Maïs, eau et sucre pour seule nourriture
Cela fait plusieurs années que Omaira Pushaina Ipuana, 24 ans, ne peut presque plus rien planter. Depuis huit ans, la municipalité d’Uribia déverse ses égouts directement dans la rivière qui alimente son village en eau. La station d’épuration, construite par un sous-traitant privé, n’a jamais été mise en service, à la suite d’une mésentente entre les municipalités locales et l’entreprise. Résultat : l’écoulement du précieux liquide se trouve souvent stoppé par les immondices en amont et le peu qui arrive est contaminé par des matières fécales.
Sur le terrain ensablé de la finca (ferme), les cinq enfants de la jeune femme du peuple indigène wayuu ont faim. « Je ne leur donne pratiquement que de la chicha (maïs mêlé à de l’eau et du sucre, ndlr) », assure-t-elle.
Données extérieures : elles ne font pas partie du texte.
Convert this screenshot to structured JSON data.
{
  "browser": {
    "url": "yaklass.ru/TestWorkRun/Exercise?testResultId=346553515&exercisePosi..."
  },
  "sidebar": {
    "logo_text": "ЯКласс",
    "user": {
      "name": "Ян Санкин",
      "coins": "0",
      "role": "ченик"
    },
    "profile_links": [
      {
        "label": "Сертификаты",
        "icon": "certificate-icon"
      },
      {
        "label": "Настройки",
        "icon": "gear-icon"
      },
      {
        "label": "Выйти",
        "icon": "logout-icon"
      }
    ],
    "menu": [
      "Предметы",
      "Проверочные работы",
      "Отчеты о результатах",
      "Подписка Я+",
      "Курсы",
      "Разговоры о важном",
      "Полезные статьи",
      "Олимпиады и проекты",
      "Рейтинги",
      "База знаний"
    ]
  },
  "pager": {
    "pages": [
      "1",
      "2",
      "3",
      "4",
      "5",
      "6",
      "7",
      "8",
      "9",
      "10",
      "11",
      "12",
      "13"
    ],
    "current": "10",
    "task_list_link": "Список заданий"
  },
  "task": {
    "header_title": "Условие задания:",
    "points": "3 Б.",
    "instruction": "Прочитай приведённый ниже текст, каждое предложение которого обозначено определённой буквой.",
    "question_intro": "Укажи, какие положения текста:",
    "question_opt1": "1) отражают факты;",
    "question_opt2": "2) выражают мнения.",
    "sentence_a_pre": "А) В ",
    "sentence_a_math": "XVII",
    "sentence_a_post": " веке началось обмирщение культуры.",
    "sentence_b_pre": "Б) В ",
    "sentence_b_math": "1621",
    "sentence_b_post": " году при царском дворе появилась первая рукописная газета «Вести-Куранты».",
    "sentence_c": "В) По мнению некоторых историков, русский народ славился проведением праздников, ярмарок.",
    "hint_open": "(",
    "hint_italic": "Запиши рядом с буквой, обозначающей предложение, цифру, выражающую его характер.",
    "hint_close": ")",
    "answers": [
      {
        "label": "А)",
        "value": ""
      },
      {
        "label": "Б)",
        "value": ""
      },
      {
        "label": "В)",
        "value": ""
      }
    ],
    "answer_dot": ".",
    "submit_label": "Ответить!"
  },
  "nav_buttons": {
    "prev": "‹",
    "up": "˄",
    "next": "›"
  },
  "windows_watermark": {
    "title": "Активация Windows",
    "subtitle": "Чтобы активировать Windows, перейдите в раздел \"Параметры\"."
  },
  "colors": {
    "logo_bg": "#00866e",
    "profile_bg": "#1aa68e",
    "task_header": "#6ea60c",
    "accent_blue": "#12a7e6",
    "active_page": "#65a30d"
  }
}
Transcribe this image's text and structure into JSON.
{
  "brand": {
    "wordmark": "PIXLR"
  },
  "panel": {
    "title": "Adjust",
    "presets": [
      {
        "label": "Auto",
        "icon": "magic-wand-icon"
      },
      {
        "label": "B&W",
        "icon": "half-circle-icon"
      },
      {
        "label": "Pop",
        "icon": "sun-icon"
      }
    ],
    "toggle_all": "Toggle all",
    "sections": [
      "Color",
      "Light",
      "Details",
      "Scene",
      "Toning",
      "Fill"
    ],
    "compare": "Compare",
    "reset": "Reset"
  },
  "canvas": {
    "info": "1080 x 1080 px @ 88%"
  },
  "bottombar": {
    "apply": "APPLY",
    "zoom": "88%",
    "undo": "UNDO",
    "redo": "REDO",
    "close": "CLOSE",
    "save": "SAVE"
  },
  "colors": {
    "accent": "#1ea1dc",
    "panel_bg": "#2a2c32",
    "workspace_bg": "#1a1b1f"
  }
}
La communauté autochtone de Shiruria, mille cinq cents âmes, souffre aussi de troubles gastro-intestinaux. « Deux enfants de mes cousines sont morts à la fin de l’année dernière », témoigne Omaira Ipuana. Les autorités traditionnelles font état d’un total de cinq bambins décédés dans cette bourgade en décembre 2014.
Une multinationale suisse en cause
Un peu plus loin, près de la ville de Manaure, la situation n’est pas plus reluisante. Rosalinda Rosado Flores, jeune leader wayuu, raconte son expérience traumatisante en tant que promotrice de la santé auprès de quelque six cents communautés indigènes de la région : « En à peine deux ans, sur les soixante cas de mineurs sous-alimentés que j’ai identifiés, six sont morts de malnutrition », assure-t-elle. Rosalinda Flores était aussi chargée de délivrer aux autochtones des paquets d’aliments destinés aux enfants de moins de 5 ans, des denrées envoyées par l’Institut public colombien de Bien être familial, le Bienestar. « Mais ces vivres ne suffisent que pour deux à trois jours », s’indigne-t-elle. « Je n’ai pu passer qu’une seule fois dans la plupart de ces communes. Alors à quoi cela sert-il ? »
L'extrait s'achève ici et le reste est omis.